Kourtney Roy, Sorry, No Vacancy (exposition)
La photographe canadienne poursuit ses auto-scénographies décalées, violentes et drôles dans Sorry, No Vacancy. Kourney Roy y crée des scènes apparemment absurdes qui sont autant d’emprunts à des références cinématographique dans les déserts ou les espaces suburbains de l’Ouest américain.

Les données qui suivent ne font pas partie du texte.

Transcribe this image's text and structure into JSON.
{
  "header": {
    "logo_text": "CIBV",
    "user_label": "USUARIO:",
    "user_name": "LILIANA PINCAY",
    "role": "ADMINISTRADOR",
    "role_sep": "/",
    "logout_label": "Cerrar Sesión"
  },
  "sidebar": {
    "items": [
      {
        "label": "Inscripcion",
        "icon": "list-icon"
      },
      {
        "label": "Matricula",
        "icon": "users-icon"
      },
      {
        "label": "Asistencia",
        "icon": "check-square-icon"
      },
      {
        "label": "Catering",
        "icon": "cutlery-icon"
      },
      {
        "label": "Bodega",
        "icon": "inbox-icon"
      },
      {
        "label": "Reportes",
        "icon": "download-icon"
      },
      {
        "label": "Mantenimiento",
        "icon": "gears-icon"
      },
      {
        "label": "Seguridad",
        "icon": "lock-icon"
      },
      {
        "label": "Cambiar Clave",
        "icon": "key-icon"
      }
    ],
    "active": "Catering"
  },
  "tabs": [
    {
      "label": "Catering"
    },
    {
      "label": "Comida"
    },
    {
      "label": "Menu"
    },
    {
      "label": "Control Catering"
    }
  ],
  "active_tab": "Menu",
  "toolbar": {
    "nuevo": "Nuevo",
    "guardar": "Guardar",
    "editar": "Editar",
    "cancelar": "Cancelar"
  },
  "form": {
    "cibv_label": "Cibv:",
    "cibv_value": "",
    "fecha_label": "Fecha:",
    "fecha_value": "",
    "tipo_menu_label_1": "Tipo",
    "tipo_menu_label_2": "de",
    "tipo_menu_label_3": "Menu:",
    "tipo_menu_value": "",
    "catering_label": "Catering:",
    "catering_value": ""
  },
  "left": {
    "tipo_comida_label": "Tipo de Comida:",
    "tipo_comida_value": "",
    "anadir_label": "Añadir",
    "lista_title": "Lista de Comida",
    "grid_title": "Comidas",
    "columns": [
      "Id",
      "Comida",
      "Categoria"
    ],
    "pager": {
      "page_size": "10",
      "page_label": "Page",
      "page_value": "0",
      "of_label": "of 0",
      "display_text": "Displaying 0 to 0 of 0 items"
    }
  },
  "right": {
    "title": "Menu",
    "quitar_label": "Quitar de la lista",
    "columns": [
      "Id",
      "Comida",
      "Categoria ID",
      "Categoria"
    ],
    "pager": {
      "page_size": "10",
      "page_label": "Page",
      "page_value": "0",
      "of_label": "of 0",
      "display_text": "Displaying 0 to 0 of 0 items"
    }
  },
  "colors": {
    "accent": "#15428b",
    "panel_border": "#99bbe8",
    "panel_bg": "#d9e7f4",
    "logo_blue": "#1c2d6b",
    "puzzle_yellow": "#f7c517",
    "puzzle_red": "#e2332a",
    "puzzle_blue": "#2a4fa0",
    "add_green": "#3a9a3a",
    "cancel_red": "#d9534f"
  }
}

Toute une mémoire, réelle ou imaginaire y est engagée là où se lient l’anecdote secondaire quoique capitale et l’intimité de l’artiste.
Il y a là des routes perdues dans le désert, des magasins fantômes. L’artiste devient une héroïne à la Antonioni perdue dans des histoires étranges et une mise en abyme. Existent là des séquences de films. L’importance du détail et de l’atmosphère demeurent essentiels. Tout réside en effet dans l’art de la litote et d’un suspense dont la cause demeure énigmatique.
Tout est perturbant là où chaque scène semble saisie par les caprices du hasard, là où tout garde néanmoins une part de jeu en un équilibre entre la réalité et le fantastique.
jean-paul gavard-perret
Kourtney Roy, Sorry, No Vacancy, Galerie Catherine & André Hug, 1 Rue Jacob 75006 Paris, jusqu’au 28 octobre 2017.